Es ist vollkommen normal, dass neue Bausteine in Deiner Gesangstechnik immer zuerst einmal ungewohnt sind und häufig auch erst für Schwierigkeiten und Schwankungen sorgen. Es dauert normalerweise auch eine ganze Weile, bis sich das wieder komplett einpendelt. Wenn Du bereits in diesem Stadium aussteigst, wird natürlich nie allzu viel mit Deiner Stimme voran gehen. Wovon ich hier rede sind tatsächlich Blockaden oder langfristige, negative Auswirkungen.
Übe gewissenhaft! Wenn etwas nicht funktioniert auch hartnäckig! Nur sei dabei aufmerksam genug, zu merken, wenn Du in eine Sackgasse gerannt bist oder immer noch auf einem Weg weiter rennst, auf dem Du vor langem bereits am Ziel warst und Dich inzwischen nur in der anderen Richtung wieder immer weiter davon entfernst.
Streich das Bild aus Deinem Kopf, dass Du wie ein Roboter einfach nur einen fest definierten Satz Regeln abarbeiten musst und damit Dein Ziel erreichst. Mit diesem Gedanken wirst Du nur schnell zu einem Gefangenen Deiner eigenen Technik und führst Anweisungen aus, die Dir so, wie Du sie im Moment ausführst, nicht nur nichts bringen, sondern Dich womöglich sogar noch ausbremsen.

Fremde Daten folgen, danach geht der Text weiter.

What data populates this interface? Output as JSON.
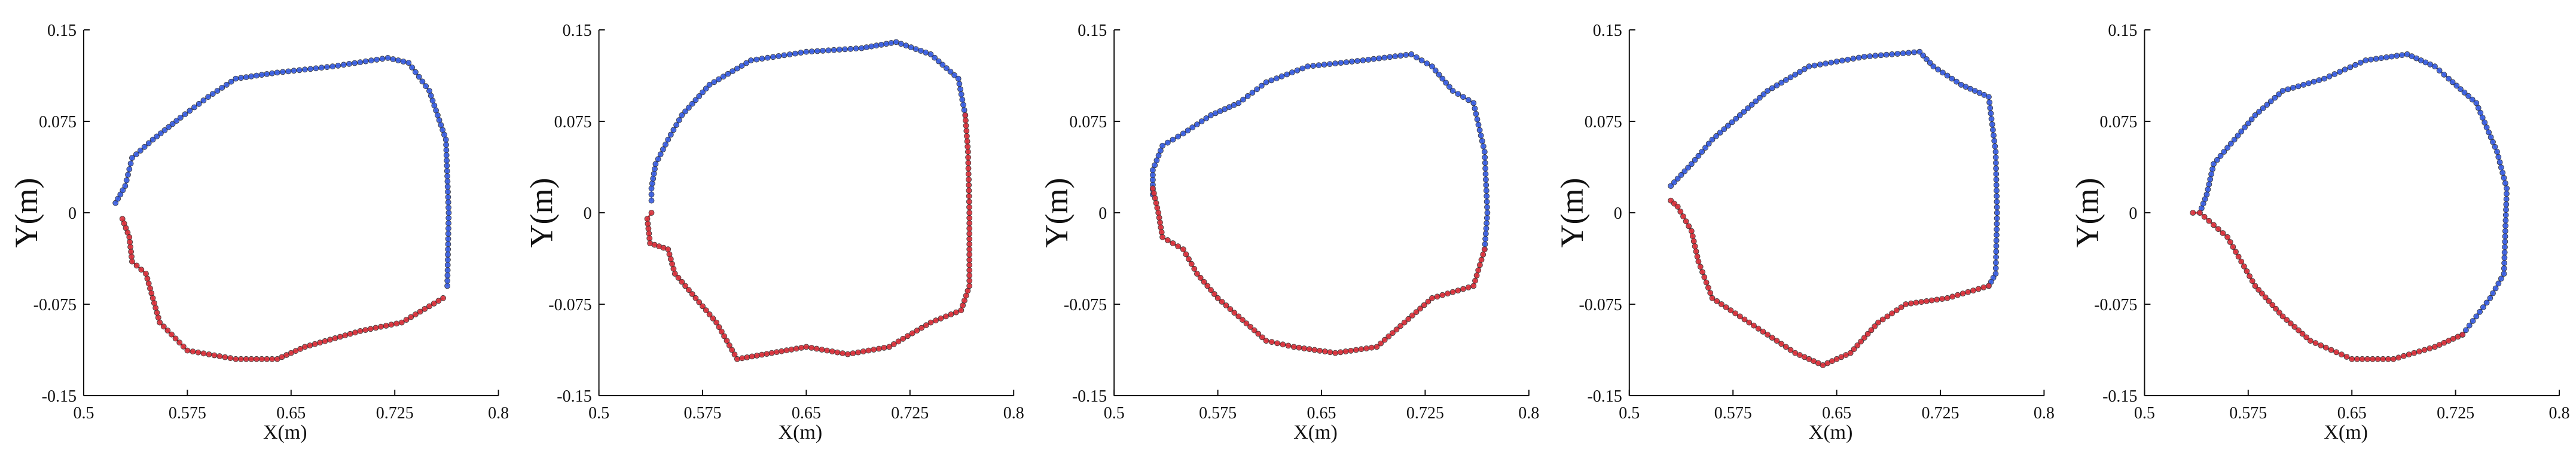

Sei offen für Neues und überprüfe von Zeit zu Zeit, ob Dir die Dinge, die Du tust, wirklich dienen und Dir ein optimales Ergebnis liefern. Auf diese Weise kommst Du stetig weiter voran, egal wie viele Sackgassen Du auf Deinem Weg mitnimmst. Denn sowohl in Sackgassen zu landen, als auch auf der anderen Seite wieder vom Pferd zu fallen sind vollkommen normale Begleiter auf Deinem Weg nach vorn.